JUne 24, 2025

On the railroad bed.

 

In every walk with nature one receives far more than he seeks.

-John Muir

 

Today, Christine, Waldo and I are doing another leg of the Mass Central Rail Trail.  This piece starts at the intersection of Wachusett and Mill Streets in Holden and runs around 8 miles to near the intersection of Wachusett Street (not the same Wachusett Street) and East County Road in Rutland.  There are three places where the trail is paved with crushed stone on top of the old railroad bed and the rest is on backcountry two-lane roads.  At the moment, this is the official route and it doesn’t exactly follow along where the railroad was.  The road follows a saw-tooth pattern, see-sawing back and forth as if we were in a sailboat beating into the wind.  This is real country and there aren’t a lot of roads, so you have to take what you can get.  I don’t know, but I suspect that the trail follows the roads the way it does because the old railroad bed lies on private property, but I don’t know that for sure.

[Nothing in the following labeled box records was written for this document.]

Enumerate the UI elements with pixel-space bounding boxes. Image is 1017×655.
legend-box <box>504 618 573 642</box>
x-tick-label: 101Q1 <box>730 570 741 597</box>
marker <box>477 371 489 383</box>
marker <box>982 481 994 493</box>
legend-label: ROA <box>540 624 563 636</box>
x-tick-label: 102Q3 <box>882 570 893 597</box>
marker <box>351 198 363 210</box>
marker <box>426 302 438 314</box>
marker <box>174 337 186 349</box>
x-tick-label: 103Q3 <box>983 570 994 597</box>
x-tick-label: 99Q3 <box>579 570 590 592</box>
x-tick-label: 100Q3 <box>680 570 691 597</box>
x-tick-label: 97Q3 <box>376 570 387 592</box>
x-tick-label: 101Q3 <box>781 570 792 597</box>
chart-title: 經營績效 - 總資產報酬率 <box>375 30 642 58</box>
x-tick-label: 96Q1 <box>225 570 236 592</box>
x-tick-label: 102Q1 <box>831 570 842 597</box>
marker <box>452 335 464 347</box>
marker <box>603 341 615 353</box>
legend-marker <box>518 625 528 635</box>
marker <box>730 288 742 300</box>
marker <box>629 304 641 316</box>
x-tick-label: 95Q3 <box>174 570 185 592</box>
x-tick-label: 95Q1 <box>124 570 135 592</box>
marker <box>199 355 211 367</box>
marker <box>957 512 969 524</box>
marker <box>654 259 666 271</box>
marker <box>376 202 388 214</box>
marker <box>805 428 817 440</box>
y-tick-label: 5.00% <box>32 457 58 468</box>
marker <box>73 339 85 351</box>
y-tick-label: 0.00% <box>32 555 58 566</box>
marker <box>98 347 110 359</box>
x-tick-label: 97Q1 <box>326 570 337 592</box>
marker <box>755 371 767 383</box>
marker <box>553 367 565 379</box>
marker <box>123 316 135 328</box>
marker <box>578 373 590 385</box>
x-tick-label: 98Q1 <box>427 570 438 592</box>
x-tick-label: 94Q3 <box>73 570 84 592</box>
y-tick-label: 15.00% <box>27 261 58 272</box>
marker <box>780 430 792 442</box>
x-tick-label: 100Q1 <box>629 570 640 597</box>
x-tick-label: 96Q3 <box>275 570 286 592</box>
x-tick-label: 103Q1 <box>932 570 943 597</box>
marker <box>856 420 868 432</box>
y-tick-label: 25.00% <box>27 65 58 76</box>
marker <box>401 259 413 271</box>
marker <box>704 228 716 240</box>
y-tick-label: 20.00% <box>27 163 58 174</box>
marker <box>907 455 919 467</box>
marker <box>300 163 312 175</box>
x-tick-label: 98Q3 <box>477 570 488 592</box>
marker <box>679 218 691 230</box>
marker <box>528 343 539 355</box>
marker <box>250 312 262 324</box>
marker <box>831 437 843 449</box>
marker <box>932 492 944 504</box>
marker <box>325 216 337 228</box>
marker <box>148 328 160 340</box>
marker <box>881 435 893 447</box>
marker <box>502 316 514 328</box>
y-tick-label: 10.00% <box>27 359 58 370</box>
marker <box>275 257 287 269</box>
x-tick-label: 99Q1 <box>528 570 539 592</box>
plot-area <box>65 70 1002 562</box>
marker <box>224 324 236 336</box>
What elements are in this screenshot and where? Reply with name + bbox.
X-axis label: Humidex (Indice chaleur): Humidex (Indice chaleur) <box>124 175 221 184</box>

The day is overcast and cool, a great day for Waldo, with temps in the high 50s.  The ground is dry and there is only a slight breeze.  We pass a few people on the crushed stone parts of the trail, but not many.  There is not much traffic out here and we meet only an occasional car.  Most importantly, for Waldo, there are no bikes.  The one thing that stands out is that everything is so green.  We’ve had a wet spring and the leafy plants have relished it, turning lanes and byways into Emerald City streets.  Coming from a semi-arid part of the world, I’m always awed by just how green everything can get here in the spring and summer.

In some places, where our path leaves the old railroad bed, the bed just disappears and I can’t tell where it used to run.  There are other times when it continues on into the weeds and I’m tempted to bushwhack along it to see where it goes.  But that might add a number of miles to our trek because we’d have to turn back because of dense overgrowth, fences or no trespassing signs.  So I make a mental note of it and file it away for possibly another day.  The main point is to walk the entire Mass Central Rail Trail as it is, not the railroad bed as it was (although that does hold some temptation as well).

Waldo is having a good time, out front running point.  We walked so much over the years that he knows how to walk safely on the side of the road without my giving him any guidance.  It’s probably also true that he finds the better things to sniff over there.  The point is, I don’t have to continually watch him and redirect him to keep him safe.  If there was heavy traffic, I would get nervous and shorten his leash, but there’s not and he’s doing just fine at far end of his 26-foot leash.

As we walk along, talking about politics or the state of the world, Christine stops, bends over, picks up a leaf and stares at it.  “Whatcha got?” I ask.

“Dunno,” she says.  Christine is pretty good at botany and usually knows the plants she notices, but not always.

I look it up on the app on my phone.  Because we’ve had such a wet spring, plant life has proliferated.  We find weigela, dames rocket, corn speedwell, purple loosestrife and field horsetail — none of which I’ve seen on the Assebet River Rail Trail.  Some of it, like the weigela, is not native to this part of the world and was transplanted here by somebody at sometime.  It occurs to me that many of the plants we see probably have an interesting history of how they ended up when and where we happen to be walking.

The last part of our walk is on old railroad bed and runs straight up to where it Ts onto Wachusett Street, where we parked our car.  It is as wide as a two-lane street, surfaced with crushed stone and is bordered by maple trees on both sides.  This part has to be on private land, because there are small blue and white tubes that run between the tree trunks, connecting them all together and running off to a collection tank somewhere out of sight.  After collection, the sap is boiled down to make maple syrup.  We’ve seen this kind of collection system before, on some of our many treks, but it always interests me because I know nothing about harvesting for syrup.  There are a lot of maple trees here in New England; they’re everywhere.  But there aren’t that many stands of sugar maples.

We get back to our cars and head home, yet one more piece of the mass Central Rail Trail has passed under our feet.  The next piece is short, only about 2 miles or so, and ends on a 10 mile or so stretch that we’ve already walked.  But that’s for another day.  I will never live long enough to wander down all the interesting highways and byways that exist in the world.

And that’s a good thing.

 

The sugar maple sap collection system.